Szymon Domagała zwraca uwagę na racjonalność wniosku. – Powoduje on, że nie zyskujemy metrów kwadratowych. Zależy nam na tym, by zabudowa była lepszej jakości. To, co obecnie dopuszcza plan – mowa o zabudowie szeregowej – nie jest dobre. Nie chcemy też na terenach U.3 budować quasi-hoteli czy akademików, pomimo że zgłaszają się do nas fundusze inwestycyjne z ofertą kupna tych działek pod takie inwestycje. Wolimy budować zgodnie z zasadami dobrej urbanistyki.

Z naszych wyliczeń wynika, że deweloper po uchwaleniu ZPI na 8 hektarach będzie mógł zrealizować inwestycje o powierzchni 70 tys. PUM, co przekłada się na około 1,4 tys. lokali.

– Wierzymy, że zaproponowane przez nas rozwiązania są z korzyścią dla mieszkańców, bo zwiększają powierzchnie ogólnodostępnych terenów zielonych i rekreacyjnych. Skorzysta na tym miasto z uwagi na otwartą zabudowę o niskiej intensywności w zieleni oraz poprzez inwestycję uzupełniającą stanowiącą zadnie własne gminy, którą zrealizuje deweloper na swój koszt.
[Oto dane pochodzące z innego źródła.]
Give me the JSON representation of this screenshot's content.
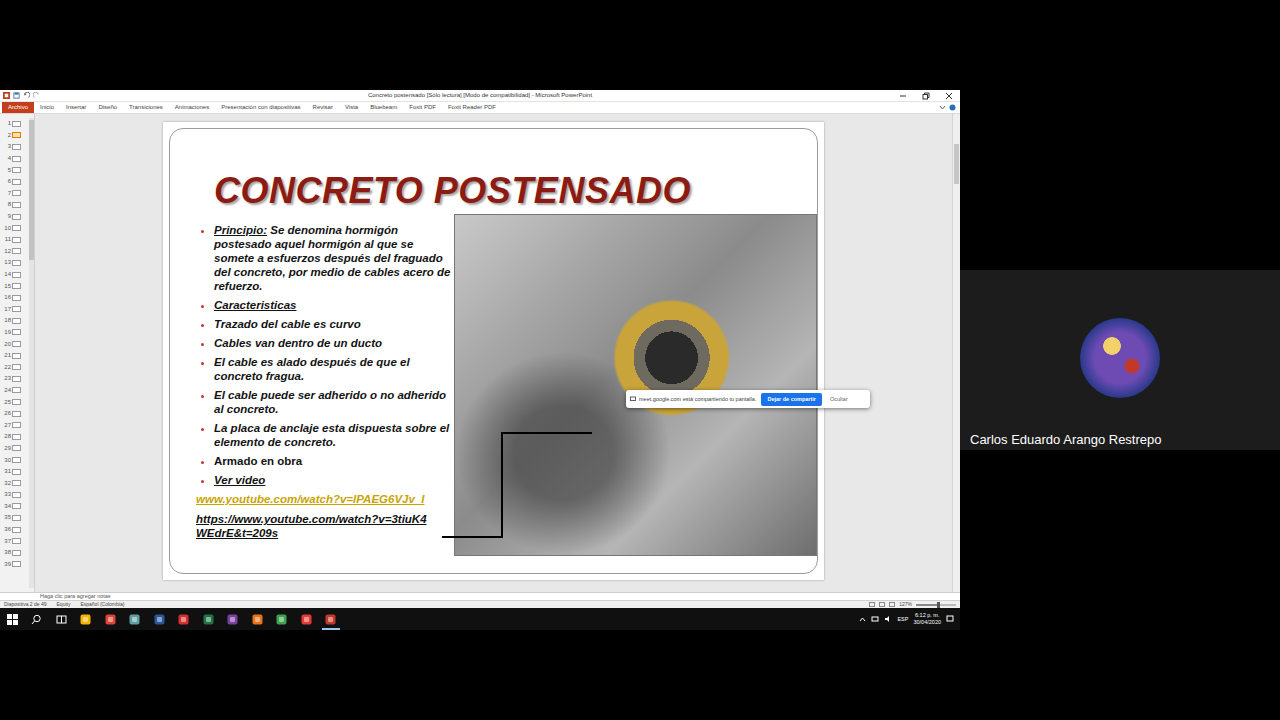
{
  "window": {
    "title": "Concreto postensado [Sólo lectura] [Modo de compatibilidad] - Microsoft PowerPoint"
  },
  "ribbon_tabs": [
    {
      "label": "Archivo",
      "selected": true
    },
    {
      "label": "Inicio",
      "selected": false
    },
    {
      "label": "Insertar",
      "selected": false
    },
    {
      "label": "Diseño",
      "selected": false
    },
    {
      "label": "Transiciones",
      "selected": false
    },
    {
      "label": "Animaciones",
      "selected": false
    },
    {
      "label": "Presentación con diapositivas",
      "selected": false
    },
    {
      "label": "Revisar",
      "selected": false
    },
    {
      "label": "Vista",
      "selected": false
    },
    {
      "label": "Bluebeam",
      "selected": false
    },
    {
      "label": "Foxit PDF",
      "selected": false
    },
    {
      "label": "Foxit Reader PDF",
      "selected": false
    }
  ],
  "thumbnails": [
    {
      "number": "1",
      "selected": false
    },
    {
      "number": "2",
      "selected": true
    },
    {
      "number": "3",
      "selected": false
    },
    {
      "number": "4",
      "selected": false
    },
    {
      "number": "5",
      "selected": false
    },
    {
      "number": "6",
      "selected": false
    },
    {
      "number": "7",
      "selected": false
    },
    {
      "number": "8",
      "selected": false
    },
    {
      "number": "9",
      "selected": false
    },
    {
      "number": "10",
      "selected": false
    },
    {
      "number": "11",
      "selected": false
    },
    {
      "number": "12",
      "selected": false
    },
    {
      "number": "13",
      "selected": false
    },
    {
      "number": "14",
      "selected": false
    },
    {
      "number": "15",
      "selected": false
    },
    {
      "number": "16",
      "selected": false
    },
    {
      "number": "17",
      "selected": false
    },
    {
      "number": "18",
      "selected": false
    },
    {
      "number": "19",
      "selected": false
    },
    {
      "number": "20",
      "selected": false
    },
    {
      "number": "21",
      "selected": false
    },
    {
      "number": "22",
      "selected": false
    },
    {
      "number": "23",
      "selected": false
    },
    {
      "number": "24",
      "selected": false
    },
    {
      "number": "25",
      "selected": false
    },
    {
      "number": "26",
      "selected": false
    },
    {
      "number": "27",
      "selected": false
    },
    {
      "number": "28",
      "selected": false
    },
    {
      "number": "29",
      "selected": false
    },
    {
      "number": "30",
      "selected": false
    },
    {
      "number": "31",
      "selected": false
    },
    {
      "number": "32",
      "selected": false
    },
    {
      "number": "33",
      "selected": false
    },
    {
      "number": "34",
      "selected": false
    },
    {
      "number": "35",
      "selected": false
    },
    {
      "number": "36",
      "selected": false
    },
    {
      "number": "37",
      "selected": false
    },
    {
      "number": "38",
      "selected": false
    },
    {
      "number": "39",
      "selected": false
    }
  ],
  "slide": {
    "title": "CONCRETO POSTENSADO",
    "bullets": [
      {
        "kind": "definition",
        "lead": "Principio:",
        "text": " Se denomina hormigón postesado aquel hormigón al que se somete a esfuerzos después del fraguado del concreto, por medio de cables acero de refuerzo."
      },
      {
        "kind": "heading",
        "lead": "Caracteristicas",
        "text": ""
      },
      {
        "kind": "point",
        "lead": "",
        "text": "Trazado del cable es curvo"
      },
      {
        "kind": "point",
        "lead": "",
        "text": "Cables van dentro de un ducto"
      },
      {
        "kind": "point",
        "lead": "",
        "text": "El cable es alado después de que el concreto fragua."
      },
      {
        "kind": "point",
        "lead": "",
        "text": "El cable puede ser adherido o no adherido al concreto."
      },
      {
        "kind": "point",
        "lead": "",
        "text": "La placa de anclaje esta dispuesta sobre el elemento de concreto."
      },
      {
        "kind": "plain",
        "lead": "",
        "text": "Armado en obra"
      },
      {
        "kind": "heading",
        "lead": "Ver video",
        "text": ""
      }
    ],
    "links": [
      {
        "text": "www.youtube.com/watch?v=lPAEG6VJv_I",
        "color": "#c9a400"
      },
      {
        "text": "https://www.youtube.com/watch?v=3tiuK4WEdrE&t=209s",
        "color": "#111111"
      }
    ]
  },
  "notes": {
    "placeholder": "Haga clic para agregar notas"
  },
  "status_bar": {
    "slide": "Diapositiva 2 de 49",
    "theme": "Equity",
    "language": "Español (Colombia)",
    "zoom": "127%",
    "zoom_level": 0.55
  },
  "share_banner": {
    "message": "meet.google.com está compartiendo tu pantalla.",
    "stop": "Dejar de compartir",
    "hide": "Ocultar"
  },
  "taskbar": {
    "apps": [
      {
        "color": "#f4b400",
        "selected": false
      },
      {
        "color": "#db4437",
        "selected": false
      },
      {
        "color": "#5f9ea0",
        "selected": false
      },
      {
        "color": "#2b579a",
        "selected": false
      },
      {
        "color": "#d32f2f",
        "selected": false
      },
      {
        "color": "#217346",
        "selected": false
      },
      {
        "color": "#7b3fa0",
        "selected": false
      },
      {
        "color": "#e8711a",
        "selected": false
      },
      {
        "color": "#3fa34d",
        "selected": false
      },
      {
        "color": "#e53935",
        "selected": false
      },
      {
        "color": "#c0392b",
        "selected": true
      }
    ],
    "language": "ESP",
    "time": "6:12 p. m.",
    "date": "30/04/2020"
  },
  "participant": {
    "name": "Carlos Eduardo Arango Restrepo"
  }
}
W swoim wniosku proponujemy więc racjonalną zabudowę z zgodną z wymogami studium, której realizacja pozwoli na dokończenie osiedla znacznie lepszą zabudową niż przewiduje to obecnie obowiązujący plan miejscowy – podkreśla Szymon Domagała. Jak dodaje, wniosek jest poparty petycją z ponad 600 podpisami mieszkańców i osób związanych z inwestycją.
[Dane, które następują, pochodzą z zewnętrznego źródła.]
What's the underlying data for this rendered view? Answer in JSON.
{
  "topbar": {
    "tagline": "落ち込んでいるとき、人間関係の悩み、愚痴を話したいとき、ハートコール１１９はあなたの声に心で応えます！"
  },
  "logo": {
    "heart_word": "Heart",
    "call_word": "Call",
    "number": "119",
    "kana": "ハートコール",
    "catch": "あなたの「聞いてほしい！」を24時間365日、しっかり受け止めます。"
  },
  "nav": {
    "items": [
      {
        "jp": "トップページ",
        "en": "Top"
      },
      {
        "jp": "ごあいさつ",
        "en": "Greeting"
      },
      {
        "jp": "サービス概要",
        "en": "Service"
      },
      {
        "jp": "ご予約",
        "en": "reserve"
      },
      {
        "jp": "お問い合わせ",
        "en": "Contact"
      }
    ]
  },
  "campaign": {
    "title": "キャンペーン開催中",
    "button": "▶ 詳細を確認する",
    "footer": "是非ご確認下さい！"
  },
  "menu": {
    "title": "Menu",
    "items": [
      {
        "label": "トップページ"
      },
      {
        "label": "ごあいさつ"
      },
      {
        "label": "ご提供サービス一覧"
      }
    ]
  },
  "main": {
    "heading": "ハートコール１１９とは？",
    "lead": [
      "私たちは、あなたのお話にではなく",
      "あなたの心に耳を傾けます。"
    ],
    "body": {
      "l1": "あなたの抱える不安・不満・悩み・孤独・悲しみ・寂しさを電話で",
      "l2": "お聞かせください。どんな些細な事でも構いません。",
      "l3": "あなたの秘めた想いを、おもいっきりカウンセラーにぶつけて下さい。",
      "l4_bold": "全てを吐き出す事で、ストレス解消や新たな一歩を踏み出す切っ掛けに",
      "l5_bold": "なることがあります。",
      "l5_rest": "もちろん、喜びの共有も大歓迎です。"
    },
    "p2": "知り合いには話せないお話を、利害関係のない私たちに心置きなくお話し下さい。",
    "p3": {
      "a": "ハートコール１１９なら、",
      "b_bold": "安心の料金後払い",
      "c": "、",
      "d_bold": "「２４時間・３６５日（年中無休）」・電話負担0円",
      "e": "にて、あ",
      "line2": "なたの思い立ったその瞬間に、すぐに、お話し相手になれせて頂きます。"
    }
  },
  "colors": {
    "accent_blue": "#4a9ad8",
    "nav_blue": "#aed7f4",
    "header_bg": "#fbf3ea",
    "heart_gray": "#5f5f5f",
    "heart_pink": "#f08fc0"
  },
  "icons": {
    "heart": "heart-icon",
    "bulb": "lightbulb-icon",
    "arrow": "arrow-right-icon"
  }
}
Mało czasu na rozpatrzenie

Spółka liczy na to, że w uzupełnionym wniosku nie będzie uchybień, a jednocześnie zwraca uwagę na małą ilość czasu, jaki ustawodawca dał urzędnikom na sprawdzenie wniosku.

– Nasz projekt nie jest kontrowersyjny, dlatego chcieliśmy też z nim wyjść jako pierwsi, aby na jego podstawie samorząd mógł przygotować się do kolejnych tego typu wniosków, których zapewne będzie wiele – stwierdza. Według prezesa Henniger Investment, oczekiwania, aby przy każdym Zintegrowanym Planie Inwestycyjnym deweloperzy ponosili jednakowe koszty inwestycji uzupełniających liczone według stawki do powierzchni użytkowej mieszkań, nie jest dobrym rozwiązaniem.

– Jeśli wnioskujemy o zmianę terenów, które już dziś są inwestycyjne, to jest to znacznie mniej opłacalne niż wtedy, gdy np. w obowiązującym planie działka jest przeznaczona pod zieleń, a w ZPI zmienia się ją na inwestycyjną. Liczymy, że miasto i radni dostrzegą nasze postulaty i zobaczą, że to, co proponujemy, jest lepsze dla przestrzeni i tego miejsca – podsumowuje.